Masters Theses

Date of Award

5-2013

Degree Type

Thesis

Degree Name

Master of Arts

Major

Anthropology

Major Professor

Barbara J. Heath

Committee Members

Elizabeth Kellar DeCorse, Marisa O. Ensor

Abstract

The neighborhood surrounding historic Indian Camp plantation located in Virginia’s eastern piedmont provides an opportunity to examine past identity formation and power dynamics. Using public records and ArcGIS, I researched this historical community to explore networks in which these individuals were involved. Historic land patents and transactions surrounding the Indian Camp property were given a geographical context, and based on resulting maps, research has identified a dynamic neighborhood whose members were deeply entangled in one another’s lives. Many who patented lands around Indian Camp did not do so because of a lack of opportunity in their home counties or due to failure in business or agriculture. Instead, these patentees were successful early on. Through the 1720s and 1730s, powerful, influential men with existing social, political, and economic connections in the tidewater were establishing themselves as piedmont neighbors whose plantations increased their wealth. These individuals were prominent public office holders and slave owners who were connected to each other with complex networks of kinship and social, political and economic alliances. My study supports previous Chesapeake scholarship in that it shows how a particular neighborhood’s influential citizens helped create a Virginia identity and how greatly land contributed to that identity. A more-populated group whose members owned fewer acres than their wealthy neighbors also emerged over the course of this thesis. Their participation in the landed community was significant, as well, and this group too impacted the developing Virginia society.

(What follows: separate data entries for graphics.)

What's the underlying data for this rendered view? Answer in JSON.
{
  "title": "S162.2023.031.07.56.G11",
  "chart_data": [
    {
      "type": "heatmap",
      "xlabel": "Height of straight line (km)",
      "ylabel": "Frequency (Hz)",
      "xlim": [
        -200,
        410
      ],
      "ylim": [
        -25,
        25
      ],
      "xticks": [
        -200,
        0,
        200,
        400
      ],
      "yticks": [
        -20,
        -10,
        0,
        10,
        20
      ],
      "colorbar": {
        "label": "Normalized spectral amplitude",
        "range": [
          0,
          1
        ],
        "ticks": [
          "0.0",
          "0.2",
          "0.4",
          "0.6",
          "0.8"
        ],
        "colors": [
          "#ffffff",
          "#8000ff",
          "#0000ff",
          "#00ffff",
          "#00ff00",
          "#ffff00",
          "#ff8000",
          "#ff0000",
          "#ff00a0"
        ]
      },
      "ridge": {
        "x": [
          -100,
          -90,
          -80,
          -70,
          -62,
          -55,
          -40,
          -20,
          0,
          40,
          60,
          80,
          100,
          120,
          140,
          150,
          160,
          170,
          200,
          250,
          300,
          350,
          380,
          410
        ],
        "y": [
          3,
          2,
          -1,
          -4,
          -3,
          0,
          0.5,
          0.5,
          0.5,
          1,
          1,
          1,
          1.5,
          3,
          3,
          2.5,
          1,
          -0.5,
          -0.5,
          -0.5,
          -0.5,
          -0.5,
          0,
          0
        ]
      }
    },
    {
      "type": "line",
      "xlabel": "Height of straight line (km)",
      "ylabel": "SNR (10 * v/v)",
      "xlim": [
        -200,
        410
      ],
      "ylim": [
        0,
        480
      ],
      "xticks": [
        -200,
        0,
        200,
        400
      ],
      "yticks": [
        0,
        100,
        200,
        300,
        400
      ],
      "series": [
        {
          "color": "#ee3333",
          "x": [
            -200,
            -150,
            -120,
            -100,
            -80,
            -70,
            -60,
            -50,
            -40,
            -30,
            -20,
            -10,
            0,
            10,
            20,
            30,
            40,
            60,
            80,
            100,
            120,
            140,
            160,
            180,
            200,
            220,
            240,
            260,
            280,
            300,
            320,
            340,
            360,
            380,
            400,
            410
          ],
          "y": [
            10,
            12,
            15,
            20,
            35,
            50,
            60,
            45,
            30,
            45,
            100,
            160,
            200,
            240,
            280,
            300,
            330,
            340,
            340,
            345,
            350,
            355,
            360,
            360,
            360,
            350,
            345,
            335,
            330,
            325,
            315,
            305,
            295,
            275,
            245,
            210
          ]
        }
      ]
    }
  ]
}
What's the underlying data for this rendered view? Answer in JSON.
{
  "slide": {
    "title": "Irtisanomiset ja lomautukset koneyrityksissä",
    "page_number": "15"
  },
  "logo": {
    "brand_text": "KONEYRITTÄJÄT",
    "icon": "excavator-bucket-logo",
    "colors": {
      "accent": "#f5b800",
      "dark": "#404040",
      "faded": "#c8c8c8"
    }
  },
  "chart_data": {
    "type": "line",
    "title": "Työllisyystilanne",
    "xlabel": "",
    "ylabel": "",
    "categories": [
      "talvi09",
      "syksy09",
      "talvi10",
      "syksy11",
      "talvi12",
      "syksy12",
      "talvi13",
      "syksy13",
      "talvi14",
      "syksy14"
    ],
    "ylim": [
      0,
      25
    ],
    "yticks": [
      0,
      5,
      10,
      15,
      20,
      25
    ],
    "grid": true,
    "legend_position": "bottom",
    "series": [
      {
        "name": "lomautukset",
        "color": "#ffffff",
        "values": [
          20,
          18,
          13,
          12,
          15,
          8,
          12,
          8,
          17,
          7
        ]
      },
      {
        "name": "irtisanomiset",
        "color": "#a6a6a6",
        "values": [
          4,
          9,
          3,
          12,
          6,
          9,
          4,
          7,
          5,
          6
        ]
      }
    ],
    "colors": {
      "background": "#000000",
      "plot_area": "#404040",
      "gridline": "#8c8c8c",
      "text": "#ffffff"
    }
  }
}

Within the frameworks of material culture analysis, microhistory, cultural geography, status and class, placemaking, and network analyses focusing on community and neighborhood, I interpret the formation of a new Virginia identity whose society was based on tobacco. Recognized by their elite status, influential citizens created a new Virginia identity defined by the combination of ownership of a substantial enslaved workforce and the ongoing participation in a landed community. Through my observations, a dynamic neighborhood will emerge, one which actively used land ownership to legitimize its place in society.